Please make sure that you carefully read the Authorization
form prior to signing it.
Confidential
Communications: You
have the right to request that we contact you at a certain location, or in a
certain manner. As an example, you may request that we use an alternate
address or phone number to contact you. We will attempt to accommodate
reasonable requests, but we are not required to do so. We have developed a
form for this request. Please speak to one of our staff if you have a question
regarding this right.
Requesting
Restrictions to Our Uses and Disclosures: You
may request that we use or disclose your health information in a certain way
related to our treatment, payment, and health care operations activities. As
an example, you may request that we not disclose your health
information to a particular person. Please be aware that we are not required
to agree to a requested restriction, but if we do agree to a request we are
bound by our agreement except in emergency circumstances and certain other
situations. We have developed a form for this request. Please speak to one of
our staff if you have a question regarding this right.
Access
to Your Health Records, and Obtaining Copies: You
may request to review and obtain a copy of certain of your health records,
excluding any mental impressions or opinions stated by agency contractors or
staff. We may deny your request under limited circumstances, however, you may
request a review of certain denials. If you request and are granted a copy of
your health records, we may charge you a reasonable cost-based fee. We have
developed a form for this request. Please speak to one of our staff if you
have a question regarding this right.
Amendment
of Your Health Records: You
may request an amendment to certain of your health information if you believe
it is incorrect or incomplete. We may deny your request under certain
circumstances. We have developed a form for this request. Please speak to one
of our staff if you have a question regarding this right.
Disclosure
Accounting: You
may request an accounting of certain disclosures that we have made regarding
your health information. The first accounting requested within a 12-month
period will be provided at no charge. We may charge a reasonable cost-based
fee for all additional requests received within that same 12-month period. We
have developed a form for this request. Please speak to one of our staff if
you have a question regarding this right.
Receiving
a Copy of This Notice: You
are entitled to receive a copy of this Notice
at any time.

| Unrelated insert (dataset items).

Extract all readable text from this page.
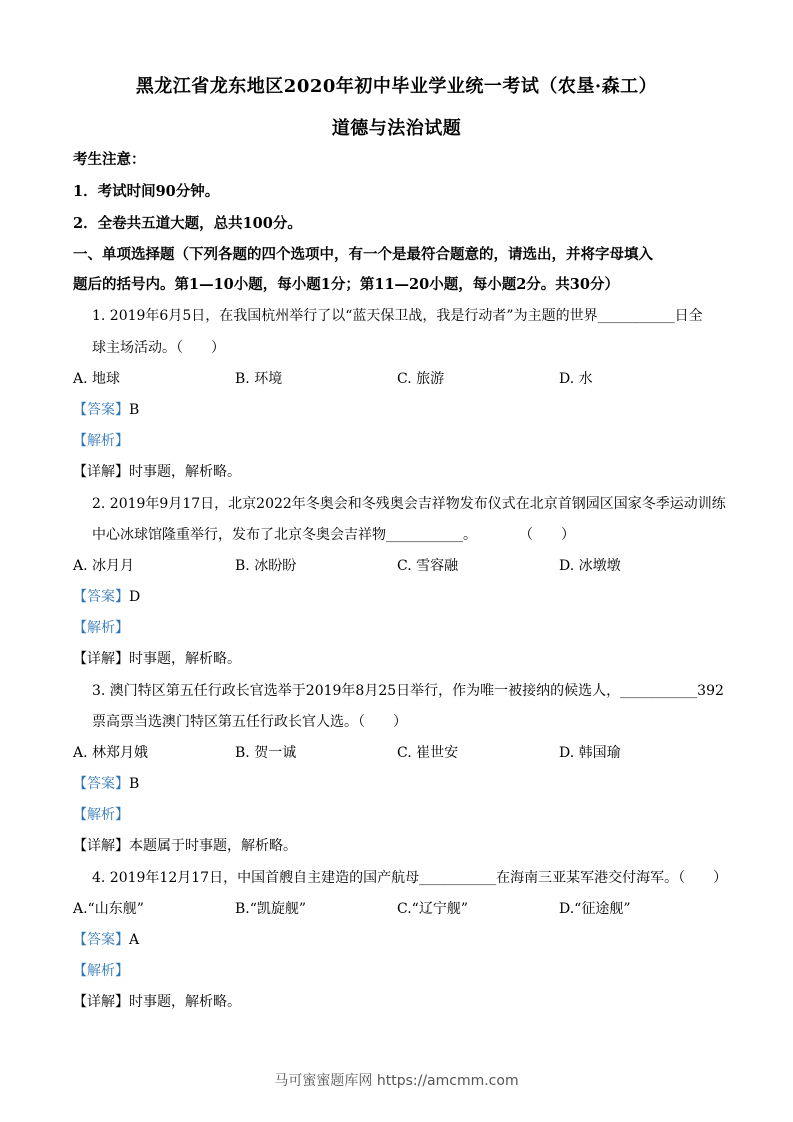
黑龙江省龙东地区2020年初中毕业学业统一考试（农垦·森工）
道德与法治试题
考生注意：
1．考试时间90分钟。
2．全卷共五道大题，总共100分。
一、单项选择题（下列各题的四个选项中，有一个是最符合题意的，请选出，并将字母填入
题后的括号内。第1—10小题，每小题1分；第11—20小题，每小题2分。共30分）
1. 2019年6月5日，在我国杭州举行了以“蓝天保卫战，我是行动者”为主题的世界___________日全
球主场活动。（　　）
A. 地球	B. 环境	C. 旅游	D. 水
【答案】B
【解析】
【详解】时事题，解析略。
2. 2019年9月17日，北京2022年冬奥会和冬残奥会吉祥物发布仪式在北京首钢园区国家冬季运动训练
中心冰球馆隆重举行，发布了北京冬奥会吉祥物___________。　　　　（　　）
A. 冰月月	B. 冰盼盼	C. 雪容融	D. 冰墩墩
【答案】D
【解析】
【详解】时事题，解析略。
3. 澳门特区第五任行政长官选举于2019年8月25日举行，作为唯一被接纳的候选人，___________392
票高票当选澳门特区第五任行政长官人选。（　　）
A. 林郑月娥	B. 贺一诚	C. 崔世安	D. 韩国瑜
【答案】B
【解析】
【详解】本题属于时事题，解析略。
4. 2019年12月17日，中国首艘自主建造的国产航母___________在海南三亚某军港交付海军。（　　）
A.“山东舰”	B.“凯旋舰”	C.“辽宁舰”	D.“征途舰”
【答案】A
【解析】
【详解】时事题，解析略。
马可蜜蜜题库网 https://amcmm.com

To obtain a copy, please inquire at ay of our service
delivery sites, or speak to one of our staff. Additionally, if we maintain a
website, we will make this Notice available
on the website.
Our
Duties and Responsibilities
We
will not use or disclose your health information without your consent and/or
authorization, except as allowed by law and as described in this Notice.
We are required by law to maintain the privacy of your health information, and
to provide you with a Notice as to
our legal duties, and our privacy practices, with respect to the information
we collect and maintain about you. We
are required to abide by the terms of this Notice,
to notify you in writing if we are unable to agree to a requested restriction
on the use of your health information, and to accommodate reasonable requests
made by you to communicate health information by alternative means or to
alternative locations. We reserve
the right to change our privacy practices at any time, and to make the new
provisions effective for all protected health information that we maintain.
Requesting
Assistance, Asking Questions, and Reporting Concerns
If you have questions, would like additional information about our privacy practices, or experience a problem, you may contact our Privacy Officer at 361 High Street Pottstown, Pa. 19464. If you believe your privacy rights have been violated, you can file a complaint with our Privacy Officer, or with the Secretary of Health and Human Services, U.S. Department of Health and Human Service, 200 Independence Avenue S.W., Washington, D.C. 20201 or the United States Office of Civil Rights. There will never be any type of retaliation for making an inquiry or for filing a complaint, and you will never be asked to waive your right to report a problem as a condition of receiving services from us.